In den letzten Jahren hat sich der Höckerschwan stark vermehrt und stellt teilweise ein Problem dar, da er Schäden verursacht. Nun soll er geschossen werden dürfen. Aber bereits mit den heutigen gesetzlichen Grundlagen ist es möglich, die Schwanbestände zu regulieren, wenn sie wirklich einmal grosse Schäden anrichten würden. Das beweist auch die Tatsache, dass moderate Eingriffe gegen die Höckerschwäne in Nid- und Obwalden bereits bewilligt sind und diesen Frühling starten.

Der Grund für dieses Problem ist die übermässige Fütterung der Höckerschwäne und das Fehlen natürlicher Feinde. So konnten sie sich ungehindert vermehren. In anderen Kantonen wurde das Problem dadurch gelöst, dass man diese Fütterung eingeschränkt hat.

Die Motion von Ständerat Paul Niederberger verlangt eine Einstufung der Höckerschwäne als jagdbare Tierart. In gewissen Gebiete sollen die Abschüsse nicht begrenzt sein. Die Nationalratskommission möchte den Vorstoss abändern. So soll eine Genehmigung beim Bundesamt für Umwelt eingeholt werden.
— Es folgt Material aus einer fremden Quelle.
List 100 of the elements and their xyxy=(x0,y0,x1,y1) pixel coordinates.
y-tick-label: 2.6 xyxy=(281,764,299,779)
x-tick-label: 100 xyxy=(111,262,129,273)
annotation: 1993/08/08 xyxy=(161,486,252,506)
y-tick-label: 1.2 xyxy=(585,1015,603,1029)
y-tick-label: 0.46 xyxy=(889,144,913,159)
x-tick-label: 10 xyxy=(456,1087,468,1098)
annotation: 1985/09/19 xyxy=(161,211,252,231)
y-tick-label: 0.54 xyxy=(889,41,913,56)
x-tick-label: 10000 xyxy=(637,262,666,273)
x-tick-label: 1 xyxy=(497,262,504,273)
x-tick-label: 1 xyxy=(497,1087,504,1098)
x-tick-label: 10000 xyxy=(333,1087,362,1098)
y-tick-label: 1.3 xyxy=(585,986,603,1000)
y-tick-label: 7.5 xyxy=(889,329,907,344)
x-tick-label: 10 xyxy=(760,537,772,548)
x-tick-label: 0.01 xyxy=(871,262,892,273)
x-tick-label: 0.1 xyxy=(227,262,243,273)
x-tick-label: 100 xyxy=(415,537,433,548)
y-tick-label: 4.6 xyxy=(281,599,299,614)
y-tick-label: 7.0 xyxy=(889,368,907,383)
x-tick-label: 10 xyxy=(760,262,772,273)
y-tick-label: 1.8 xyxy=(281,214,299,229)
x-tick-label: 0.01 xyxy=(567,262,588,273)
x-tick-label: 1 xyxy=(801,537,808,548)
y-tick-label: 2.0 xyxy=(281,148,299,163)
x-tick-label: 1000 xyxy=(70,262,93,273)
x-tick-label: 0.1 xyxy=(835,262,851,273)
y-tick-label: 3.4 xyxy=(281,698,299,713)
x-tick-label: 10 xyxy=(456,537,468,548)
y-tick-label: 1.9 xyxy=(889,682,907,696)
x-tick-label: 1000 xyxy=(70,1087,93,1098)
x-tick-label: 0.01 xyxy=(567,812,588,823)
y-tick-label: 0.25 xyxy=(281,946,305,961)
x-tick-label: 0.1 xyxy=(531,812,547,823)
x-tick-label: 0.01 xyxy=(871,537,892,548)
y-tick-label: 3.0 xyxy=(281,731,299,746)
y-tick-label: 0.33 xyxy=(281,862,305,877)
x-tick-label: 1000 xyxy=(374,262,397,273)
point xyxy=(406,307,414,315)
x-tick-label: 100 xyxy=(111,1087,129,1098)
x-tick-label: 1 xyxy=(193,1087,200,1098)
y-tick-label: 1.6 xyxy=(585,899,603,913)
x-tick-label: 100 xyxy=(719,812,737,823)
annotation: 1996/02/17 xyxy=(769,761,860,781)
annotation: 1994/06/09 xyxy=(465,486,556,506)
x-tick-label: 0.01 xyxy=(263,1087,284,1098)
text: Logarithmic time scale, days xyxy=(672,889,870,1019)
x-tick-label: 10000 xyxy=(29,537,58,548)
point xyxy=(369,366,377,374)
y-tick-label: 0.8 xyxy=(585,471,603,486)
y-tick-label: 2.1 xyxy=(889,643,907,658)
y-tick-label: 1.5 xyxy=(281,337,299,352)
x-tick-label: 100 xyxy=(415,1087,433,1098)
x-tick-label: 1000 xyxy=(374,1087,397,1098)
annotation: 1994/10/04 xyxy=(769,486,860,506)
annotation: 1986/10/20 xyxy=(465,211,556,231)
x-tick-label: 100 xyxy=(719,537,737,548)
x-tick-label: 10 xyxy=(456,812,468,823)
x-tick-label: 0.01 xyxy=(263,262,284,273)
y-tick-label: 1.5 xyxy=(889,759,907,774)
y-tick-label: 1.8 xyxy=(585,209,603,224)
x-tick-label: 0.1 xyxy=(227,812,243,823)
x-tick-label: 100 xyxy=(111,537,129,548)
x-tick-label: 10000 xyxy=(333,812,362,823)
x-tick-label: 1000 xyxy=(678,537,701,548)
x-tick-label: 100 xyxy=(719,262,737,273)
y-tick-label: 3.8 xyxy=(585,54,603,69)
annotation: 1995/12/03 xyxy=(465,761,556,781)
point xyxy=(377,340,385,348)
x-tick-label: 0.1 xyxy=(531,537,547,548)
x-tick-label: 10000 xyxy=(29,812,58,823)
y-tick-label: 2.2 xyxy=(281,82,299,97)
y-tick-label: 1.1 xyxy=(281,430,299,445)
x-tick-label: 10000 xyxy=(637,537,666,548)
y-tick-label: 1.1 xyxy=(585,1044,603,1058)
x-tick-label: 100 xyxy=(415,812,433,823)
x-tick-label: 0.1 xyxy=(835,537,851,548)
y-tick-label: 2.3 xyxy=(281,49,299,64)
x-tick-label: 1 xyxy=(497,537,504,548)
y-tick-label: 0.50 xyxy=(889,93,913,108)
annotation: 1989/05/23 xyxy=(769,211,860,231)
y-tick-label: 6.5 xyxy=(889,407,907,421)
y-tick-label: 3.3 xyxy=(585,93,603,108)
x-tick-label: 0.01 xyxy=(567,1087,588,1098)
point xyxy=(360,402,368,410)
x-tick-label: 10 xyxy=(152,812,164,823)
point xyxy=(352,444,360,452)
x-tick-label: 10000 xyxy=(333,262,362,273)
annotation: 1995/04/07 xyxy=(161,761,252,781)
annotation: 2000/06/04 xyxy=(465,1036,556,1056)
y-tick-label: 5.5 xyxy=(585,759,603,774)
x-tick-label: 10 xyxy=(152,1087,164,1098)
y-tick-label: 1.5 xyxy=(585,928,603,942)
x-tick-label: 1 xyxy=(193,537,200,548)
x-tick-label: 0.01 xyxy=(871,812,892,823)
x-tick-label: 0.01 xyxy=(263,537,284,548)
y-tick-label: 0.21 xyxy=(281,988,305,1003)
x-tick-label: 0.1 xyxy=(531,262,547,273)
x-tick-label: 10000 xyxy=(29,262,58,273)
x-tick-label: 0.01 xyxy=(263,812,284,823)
BirdLife Schweiz kritisiert die UREK und das Parlament. Diese verbrauchen wegen einem lokalen Problem unnötig Zeit. Sie hätten bezüglich der Natur Wichtigeres zu tun, wie Beispielsweise den Moorschutz, der noch nicht umgesetzt sei. Daher verlangen sie, dass sich der Bund endlich den wichtigen Prioritäten für die Natur unseres Landes widme und nicht auf Nebengleisen unnötige neue Gesetze schaffe.

2 Kommentare

  • Marco

    Gülle im Bach: kein Problem.
    Schwanenkacke auf der Wiese: Griff zur Flinte.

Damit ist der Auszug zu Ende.